At the breaking out of the war of 1812, he left the seat of Government, where he had discharged an arduous duty, in assisting to give form and regularity to the army then just raised by order of Congress. All sorts of confusion had prevailed, from the want of a uniform system of military tactics; he was fortunate in his exertions. When there was honorable war, he could not be satisfied to remain, as it were, a cabinet officer, and wear a sword only to advise what should be done, which seemed to be the regulations of the Army in respect to engineers; he therefore solicited a command in the corps of artillery that was to be raised, and was gratified by a commission as colonel of the third regiment, dated July 6, 1812. The regiment was to consist of twenty companies of one hundred and eighteen each. It was, in fact, the command of a division, except in rank. His reputation assisted in raising this body of men, and in November of that year he marched to the frontier with his command. Macomb and his troops spent the winter at Sackett's Harbor. He contemplated an attack upon Kingston, but was defeated in his plan by the fears of some and the jealousies of others; but he soon distinguished himself at Niagara and Fort George: at the same time Commodore Chauncey was endeavoring to bring the enemy's fleet to battle on Lake Ontario. The next service performed by Col. Macomb was under Gen. Wilkinson, and if the campaign was not successful, Macomb was no chargeable with any portion of the failure.

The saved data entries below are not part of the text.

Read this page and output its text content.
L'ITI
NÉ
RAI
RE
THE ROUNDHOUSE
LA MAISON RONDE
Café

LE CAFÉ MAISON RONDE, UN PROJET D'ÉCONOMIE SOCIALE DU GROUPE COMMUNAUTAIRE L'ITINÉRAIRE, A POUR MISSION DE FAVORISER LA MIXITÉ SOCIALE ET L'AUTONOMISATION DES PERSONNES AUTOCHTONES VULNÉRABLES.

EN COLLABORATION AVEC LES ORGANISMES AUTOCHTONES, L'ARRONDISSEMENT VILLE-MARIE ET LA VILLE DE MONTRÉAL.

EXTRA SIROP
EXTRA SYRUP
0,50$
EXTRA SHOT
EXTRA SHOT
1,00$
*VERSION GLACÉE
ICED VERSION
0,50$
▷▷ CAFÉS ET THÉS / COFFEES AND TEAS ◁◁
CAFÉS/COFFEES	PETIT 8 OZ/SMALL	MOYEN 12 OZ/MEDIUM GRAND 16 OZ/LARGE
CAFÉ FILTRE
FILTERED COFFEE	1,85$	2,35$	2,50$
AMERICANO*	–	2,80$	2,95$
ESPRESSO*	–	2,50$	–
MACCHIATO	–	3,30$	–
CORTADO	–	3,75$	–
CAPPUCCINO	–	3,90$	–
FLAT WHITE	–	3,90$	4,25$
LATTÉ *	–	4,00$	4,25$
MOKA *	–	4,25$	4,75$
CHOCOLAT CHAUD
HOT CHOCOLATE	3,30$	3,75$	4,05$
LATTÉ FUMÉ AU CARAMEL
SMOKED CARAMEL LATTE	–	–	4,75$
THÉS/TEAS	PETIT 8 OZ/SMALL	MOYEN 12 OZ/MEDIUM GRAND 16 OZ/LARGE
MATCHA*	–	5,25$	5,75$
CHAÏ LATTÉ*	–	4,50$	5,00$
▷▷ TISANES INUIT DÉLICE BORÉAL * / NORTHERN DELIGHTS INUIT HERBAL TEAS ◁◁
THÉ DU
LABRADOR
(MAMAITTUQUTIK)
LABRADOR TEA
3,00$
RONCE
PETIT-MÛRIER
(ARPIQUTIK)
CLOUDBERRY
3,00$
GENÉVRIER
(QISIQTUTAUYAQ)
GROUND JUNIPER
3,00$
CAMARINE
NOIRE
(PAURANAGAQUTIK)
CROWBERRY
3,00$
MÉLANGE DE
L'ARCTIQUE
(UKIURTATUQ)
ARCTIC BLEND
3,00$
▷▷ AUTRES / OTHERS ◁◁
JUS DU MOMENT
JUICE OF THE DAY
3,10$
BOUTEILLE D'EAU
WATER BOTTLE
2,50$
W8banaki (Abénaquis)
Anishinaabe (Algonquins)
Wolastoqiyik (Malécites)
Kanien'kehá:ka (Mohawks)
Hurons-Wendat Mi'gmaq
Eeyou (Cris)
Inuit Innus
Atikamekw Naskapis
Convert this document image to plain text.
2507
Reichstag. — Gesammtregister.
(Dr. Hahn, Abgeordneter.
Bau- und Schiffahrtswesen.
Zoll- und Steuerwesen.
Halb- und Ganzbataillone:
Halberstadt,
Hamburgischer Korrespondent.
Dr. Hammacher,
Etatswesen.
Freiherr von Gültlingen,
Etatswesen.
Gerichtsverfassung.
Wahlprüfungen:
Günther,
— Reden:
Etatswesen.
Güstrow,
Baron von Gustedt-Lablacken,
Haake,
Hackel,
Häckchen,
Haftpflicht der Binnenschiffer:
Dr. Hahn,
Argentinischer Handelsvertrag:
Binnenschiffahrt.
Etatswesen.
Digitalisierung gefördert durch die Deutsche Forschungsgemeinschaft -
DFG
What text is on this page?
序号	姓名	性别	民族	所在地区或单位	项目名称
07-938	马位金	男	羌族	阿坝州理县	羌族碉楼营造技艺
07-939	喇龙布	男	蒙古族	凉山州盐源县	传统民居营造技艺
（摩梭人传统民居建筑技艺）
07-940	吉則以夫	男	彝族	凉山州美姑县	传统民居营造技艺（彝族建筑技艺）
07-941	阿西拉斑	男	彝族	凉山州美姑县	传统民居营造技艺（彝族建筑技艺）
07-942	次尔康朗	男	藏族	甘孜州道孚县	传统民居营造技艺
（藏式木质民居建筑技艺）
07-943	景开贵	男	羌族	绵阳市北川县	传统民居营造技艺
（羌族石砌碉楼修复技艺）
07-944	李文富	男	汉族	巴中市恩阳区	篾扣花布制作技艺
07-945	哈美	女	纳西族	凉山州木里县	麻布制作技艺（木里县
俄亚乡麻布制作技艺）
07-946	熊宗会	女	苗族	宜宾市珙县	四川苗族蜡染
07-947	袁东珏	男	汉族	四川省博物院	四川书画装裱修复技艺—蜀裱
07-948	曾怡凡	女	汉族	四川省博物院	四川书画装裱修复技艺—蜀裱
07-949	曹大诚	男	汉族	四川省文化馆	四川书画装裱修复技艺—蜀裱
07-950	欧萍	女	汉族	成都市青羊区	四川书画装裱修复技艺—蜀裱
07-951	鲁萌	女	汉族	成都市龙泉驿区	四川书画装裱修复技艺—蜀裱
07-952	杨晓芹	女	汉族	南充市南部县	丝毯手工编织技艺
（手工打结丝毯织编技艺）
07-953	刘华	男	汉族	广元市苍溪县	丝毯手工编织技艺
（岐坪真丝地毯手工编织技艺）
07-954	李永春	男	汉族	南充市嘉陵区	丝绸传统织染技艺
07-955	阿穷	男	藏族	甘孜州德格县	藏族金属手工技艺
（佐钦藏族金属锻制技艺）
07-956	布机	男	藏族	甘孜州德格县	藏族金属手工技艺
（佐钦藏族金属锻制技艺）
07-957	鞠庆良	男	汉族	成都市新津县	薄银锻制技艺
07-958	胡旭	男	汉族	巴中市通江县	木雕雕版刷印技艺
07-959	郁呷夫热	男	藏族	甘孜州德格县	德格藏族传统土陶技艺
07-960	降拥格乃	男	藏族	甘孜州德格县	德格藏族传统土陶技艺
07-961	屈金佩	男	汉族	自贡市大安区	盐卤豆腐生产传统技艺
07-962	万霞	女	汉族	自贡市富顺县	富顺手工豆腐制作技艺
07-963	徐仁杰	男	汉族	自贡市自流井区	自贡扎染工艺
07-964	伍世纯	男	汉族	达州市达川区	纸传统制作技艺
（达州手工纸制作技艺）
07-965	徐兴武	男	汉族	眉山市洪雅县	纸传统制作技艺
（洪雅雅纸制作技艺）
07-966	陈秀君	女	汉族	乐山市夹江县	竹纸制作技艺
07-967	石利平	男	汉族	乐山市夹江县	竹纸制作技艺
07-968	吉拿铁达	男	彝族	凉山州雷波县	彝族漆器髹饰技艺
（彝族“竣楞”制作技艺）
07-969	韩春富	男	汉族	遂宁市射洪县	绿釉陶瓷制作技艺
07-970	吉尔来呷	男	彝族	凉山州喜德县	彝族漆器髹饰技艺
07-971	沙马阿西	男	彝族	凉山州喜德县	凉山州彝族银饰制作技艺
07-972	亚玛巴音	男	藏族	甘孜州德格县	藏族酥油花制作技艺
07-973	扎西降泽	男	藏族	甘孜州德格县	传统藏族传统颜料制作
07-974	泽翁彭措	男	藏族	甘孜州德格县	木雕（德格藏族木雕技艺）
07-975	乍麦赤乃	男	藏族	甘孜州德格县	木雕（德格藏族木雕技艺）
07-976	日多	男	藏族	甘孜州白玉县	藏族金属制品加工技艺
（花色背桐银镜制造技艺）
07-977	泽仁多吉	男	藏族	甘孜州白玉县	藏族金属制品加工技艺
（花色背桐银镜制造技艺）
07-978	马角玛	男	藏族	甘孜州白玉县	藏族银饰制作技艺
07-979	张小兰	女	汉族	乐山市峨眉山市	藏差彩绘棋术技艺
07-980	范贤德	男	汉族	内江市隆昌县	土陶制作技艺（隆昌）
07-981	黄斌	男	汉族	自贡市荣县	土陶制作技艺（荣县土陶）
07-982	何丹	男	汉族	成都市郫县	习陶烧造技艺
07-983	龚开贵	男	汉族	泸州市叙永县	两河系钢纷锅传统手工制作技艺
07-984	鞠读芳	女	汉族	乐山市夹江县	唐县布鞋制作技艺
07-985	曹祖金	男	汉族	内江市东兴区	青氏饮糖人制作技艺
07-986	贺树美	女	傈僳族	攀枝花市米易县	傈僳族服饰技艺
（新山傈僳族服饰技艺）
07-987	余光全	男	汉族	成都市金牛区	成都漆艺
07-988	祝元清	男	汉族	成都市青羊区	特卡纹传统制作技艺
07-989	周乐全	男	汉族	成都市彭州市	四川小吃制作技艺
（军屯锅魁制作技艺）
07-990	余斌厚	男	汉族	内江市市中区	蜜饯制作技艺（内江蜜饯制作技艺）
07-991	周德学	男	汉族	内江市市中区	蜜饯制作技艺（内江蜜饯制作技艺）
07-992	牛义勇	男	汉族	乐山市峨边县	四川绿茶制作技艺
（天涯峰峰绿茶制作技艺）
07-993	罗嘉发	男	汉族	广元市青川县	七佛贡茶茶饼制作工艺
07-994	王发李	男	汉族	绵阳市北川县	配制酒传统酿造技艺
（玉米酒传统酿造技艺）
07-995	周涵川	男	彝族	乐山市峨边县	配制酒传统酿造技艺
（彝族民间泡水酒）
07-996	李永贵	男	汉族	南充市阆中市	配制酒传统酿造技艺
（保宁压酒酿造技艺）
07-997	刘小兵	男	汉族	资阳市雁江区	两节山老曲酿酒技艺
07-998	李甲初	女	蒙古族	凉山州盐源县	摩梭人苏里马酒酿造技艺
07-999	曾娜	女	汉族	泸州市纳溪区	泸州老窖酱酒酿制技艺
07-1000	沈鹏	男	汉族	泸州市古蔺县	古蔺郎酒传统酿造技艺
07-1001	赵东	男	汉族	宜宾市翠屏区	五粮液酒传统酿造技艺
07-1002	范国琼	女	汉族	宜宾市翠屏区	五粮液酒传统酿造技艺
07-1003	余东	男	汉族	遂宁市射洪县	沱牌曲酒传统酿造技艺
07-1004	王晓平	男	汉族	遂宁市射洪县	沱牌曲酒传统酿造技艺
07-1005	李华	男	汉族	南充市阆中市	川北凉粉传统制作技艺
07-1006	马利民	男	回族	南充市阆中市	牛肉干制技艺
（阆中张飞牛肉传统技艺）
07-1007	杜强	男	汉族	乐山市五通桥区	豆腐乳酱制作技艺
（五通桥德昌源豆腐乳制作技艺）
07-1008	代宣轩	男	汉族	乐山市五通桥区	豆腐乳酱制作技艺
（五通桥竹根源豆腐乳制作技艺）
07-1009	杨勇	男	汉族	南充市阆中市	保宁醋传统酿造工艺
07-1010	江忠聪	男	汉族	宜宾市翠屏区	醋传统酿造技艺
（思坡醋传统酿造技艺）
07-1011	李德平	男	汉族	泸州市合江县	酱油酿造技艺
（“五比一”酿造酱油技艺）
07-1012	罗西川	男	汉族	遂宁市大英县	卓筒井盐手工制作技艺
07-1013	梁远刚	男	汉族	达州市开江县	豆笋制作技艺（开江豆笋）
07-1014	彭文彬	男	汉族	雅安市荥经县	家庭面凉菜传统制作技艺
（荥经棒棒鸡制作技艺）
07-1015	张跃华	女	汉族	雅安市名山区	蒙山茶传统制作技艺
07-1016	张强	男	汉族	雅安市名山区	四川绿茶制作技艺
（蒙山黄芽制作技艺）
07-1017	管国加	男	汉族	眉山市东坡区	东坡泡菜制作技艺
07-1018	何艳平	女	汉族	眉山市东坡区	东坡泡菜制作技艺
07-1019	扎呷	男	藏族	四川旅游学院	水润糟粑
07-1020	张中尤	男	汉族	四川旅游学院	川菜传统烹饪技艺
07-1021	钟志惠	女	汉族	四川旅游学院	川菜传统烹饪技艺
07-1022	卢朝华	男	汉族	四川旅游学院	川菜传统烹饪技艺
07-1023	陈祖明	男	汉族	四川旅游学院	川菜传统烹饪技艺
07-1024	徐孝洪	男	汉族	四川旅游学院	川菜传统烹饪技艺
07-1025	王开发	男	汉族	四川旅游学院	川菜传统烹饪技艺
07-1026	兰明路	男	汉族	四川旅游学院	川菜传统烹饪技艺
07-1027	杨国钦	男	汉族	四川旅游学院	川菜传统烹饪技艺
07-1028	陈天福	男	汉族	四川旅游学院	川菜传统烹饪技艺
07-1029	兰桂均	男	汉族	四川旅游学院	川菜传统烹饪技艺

In January, 1814, he was promoted to the rank of brigadier general; and was appointed to a command on the east side of Lake Champlain. Nothing of importance in the history of Gen. Macomb transpired, although he was constantly on the alert in the discharge of his duties, until the coronal of his fame was won at the defense of Plattsburgh. This defense our limits will not permit us to describe with any minutences, but suffice it to say, that, in the summer of 1814, Sir George Prevost, Governor General of the Canadas, had received a great augmentation of his regular forces, by detachments from the army which had fought in Spain and Portugal under the Duke of Wellington. These were among the best troops in the world, and he now determined to strike a blow upon our frontiers that should be decisive of the war, and bring our nation to terms at once. His fleet, on Lake Champlain, was considered superior to that of ours, and he was well informed that we had not there any army of consequence. Early in September he pushed on towards Plattsburgh, and met, for several days, with little opposition. His error was delay; but he wished to move safely, and saw nothing to prevent his progress. Previous to the 11th, there had been some smart skirmishing, in which the British found more courage and efficiency than they expected, from troops so hastily called out. Early on the 11th the British gave battle by land and water-fifteen hundred of the regular army, and uncertain bodies of militia, made up Macomb's army. The enemy was fourteen thousand strong. The battle was a decisive victory on the part of the American forces; Macdonough captured the British fleet, and Sir George returned to Canada the next night. The victory was as brilliant as unexpected. Honors were voted Macomb in every part of the country. New York and Vermont were foremost in their tributes of respect. The President promoted him to the rank of major general, dating his commission on the day of his victory. The event had a happy effect on the negotiations then going on at Ghent, and unquestionably paved the way for a treaty of peace.